# Repair / Servicing Habistat stats



## Whosthedaddy2 (Oct 24, 2016)

Any one sent them off for repair / service?

Some of my Habistate dimming / pulse stats have been temperamental over time with sometimes being hit and miss as to whether they are actually working? My pulse stat has 'turned' itself off and lost temps until a gentle tap to the knob before springing back into life as turning the temp up or down had done nothing? With this happening 4 times in as many weeks I've gone out and bought an iStat compact to try.

They are all used or second hand from trades and sales.

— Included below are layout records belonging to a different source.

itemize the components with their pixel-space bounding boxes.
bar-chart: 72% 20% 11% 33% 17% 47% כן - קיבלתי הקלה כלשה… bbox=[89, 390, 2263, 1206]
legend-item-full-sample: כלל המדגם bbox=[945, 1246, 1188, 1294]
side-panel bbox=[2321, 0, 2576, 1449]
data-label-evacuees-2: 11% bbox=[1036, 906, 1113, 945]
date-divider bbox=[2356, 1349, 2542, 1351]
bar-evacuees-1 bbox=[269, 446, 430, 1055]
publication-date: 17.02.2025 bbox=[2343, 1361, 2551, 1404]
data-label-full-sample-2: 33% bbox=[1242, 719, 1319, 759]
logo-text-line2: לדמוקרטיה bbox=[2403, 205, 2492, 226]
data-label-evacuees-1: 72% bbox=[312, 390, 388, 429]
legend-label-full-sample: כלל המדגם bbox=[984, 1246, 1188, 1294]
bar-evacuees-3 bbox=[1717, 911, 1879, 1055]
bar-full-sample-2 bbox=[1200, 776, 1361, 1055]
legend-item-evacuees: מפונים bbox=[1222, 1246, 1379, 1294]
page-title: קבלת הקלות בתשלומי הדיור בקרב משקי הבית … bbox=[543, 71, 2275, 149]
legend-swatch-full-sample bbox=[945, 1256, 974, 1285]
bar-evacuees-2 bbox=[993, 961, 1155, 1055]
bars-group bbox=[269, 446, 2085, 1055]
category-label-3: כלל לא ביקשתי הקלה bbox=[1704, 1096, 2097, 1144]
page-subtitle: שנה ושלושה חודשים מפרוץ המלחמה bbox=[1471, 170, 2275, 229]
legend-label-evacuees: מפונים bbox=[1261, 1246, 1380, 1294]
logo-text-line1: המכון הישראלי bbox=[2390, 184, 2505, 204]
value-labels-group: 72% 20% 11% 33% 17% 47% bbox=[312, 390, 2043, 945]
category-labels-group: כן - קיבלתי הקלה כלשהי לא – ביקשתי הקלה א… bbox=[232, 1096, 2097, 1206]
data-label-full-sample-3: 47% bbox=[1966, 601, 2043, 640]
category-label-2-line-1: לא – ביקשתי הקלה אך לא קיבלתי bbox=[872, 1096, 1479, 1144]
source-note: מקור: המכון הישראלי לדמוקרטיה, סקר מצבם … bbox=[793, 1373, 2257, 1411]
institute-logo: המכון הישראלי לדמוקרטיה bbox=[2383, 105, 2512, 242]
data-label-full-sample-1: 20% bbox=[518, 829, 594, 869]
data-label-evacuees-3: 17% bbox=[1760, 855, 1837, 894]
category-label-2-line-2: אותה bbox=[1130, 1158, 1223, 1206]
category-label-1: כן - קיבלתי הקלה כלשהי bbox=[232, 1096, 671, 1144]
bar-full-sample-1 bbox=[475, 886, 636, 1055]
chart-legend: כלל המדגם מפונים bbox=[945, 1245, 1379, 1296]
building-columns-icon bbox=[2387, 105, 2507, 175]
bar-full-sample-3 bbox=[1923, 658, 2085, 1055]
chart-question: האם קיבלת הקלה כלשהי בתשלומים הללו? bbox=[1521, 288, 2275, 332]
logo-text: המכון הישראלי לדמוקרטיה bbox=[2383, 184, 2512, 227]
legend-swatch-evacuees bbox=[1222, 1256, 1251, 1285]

Obviously it'd be cheaper than lobbing them out and always handy to have a spare or back up.


----------



## Arcadiajohn (Jan 30, 2011)

Habistat off a full repair service for a fiver I hear.

Post them off, they come back good as new


----------



## ian14 (Jan 2, 2008)

Arcadiajohn said:


> Habistat off a full repair service for a fiver I hear.
> 
> Post them off, they come back good as new


I was under the impression that they provide a lifetime guarantee, so they shouldn't be charging to repair a faulty item.


----------



## dcap (Sep 3, 2011)

> They are all used or second hand from trades and sales.


The box I have here says "5 year guarantee"

But since the ones you have are used they may already be over 5 years old?


----------



## crazysnakeguy (Jun 9, 2008)

*£5 repair?*



Arcadiajohn said:


> Habistat off a full repair service for a fiver I hear.
> 
> Post them off, they come back good as new



Where did you here this?


----------



## Arcadiajohn (Jan 30, 2011)

I know them very well, we show together. 

The fiver covers postage.


----------



## Zincubus (Sep 6, 2010)

In my experience , both MicroClimate and Habistat BOTH have incredible and very cheap repair services ...


Sent from my iPad using Tapatalk


----------



## Zincubus (Sep 6, 2010)

Sooooooo

Any ideas on this problem !?

I've just set up a new Viv and dug out a spare Habistat stat to regulate the heat mat . It's a few years old but it doesn't seem to be working .. It's a Habistat Living Earth mat stat Max 100W 

The RED 'power' bulb is on but the GREEN 'heat' bulb doesn't seem to be working correctly . I've just tested it using extreme levels so I set it at maximum heat 34C/92F , had the probe on the floor and no green light , I then out a bag of frozen peas over the probe just hoping to "spark" it into action - nothing !

Oddly enough , when I unplug then out then put the mains plug back in the red light stays on and the green light flashes on for a split second - meaning the bulbs are both working ..


Any ideas peeps ?!?


----------



## Shellsfeathers&fur (Jan 18, 2009)

Zincubus said:


> Sooooooo
> 
> Any ideas on this problem !?
> 
> ...


Sorry, no, but for a fiver and your postage to them, someone should be able to tell you!


----------



## Zincubus (Sep 6, 2010)

Stephen P said:


> Sorry, no, but for a fiver and your postage to them, someone should be able to tell you!




Sent it off the old Habistat a few days ago with a fiver ...
No receipt of purchase ..


Got a brand new thermostat this morning !




Sent from my iPad using Tapatalk


----------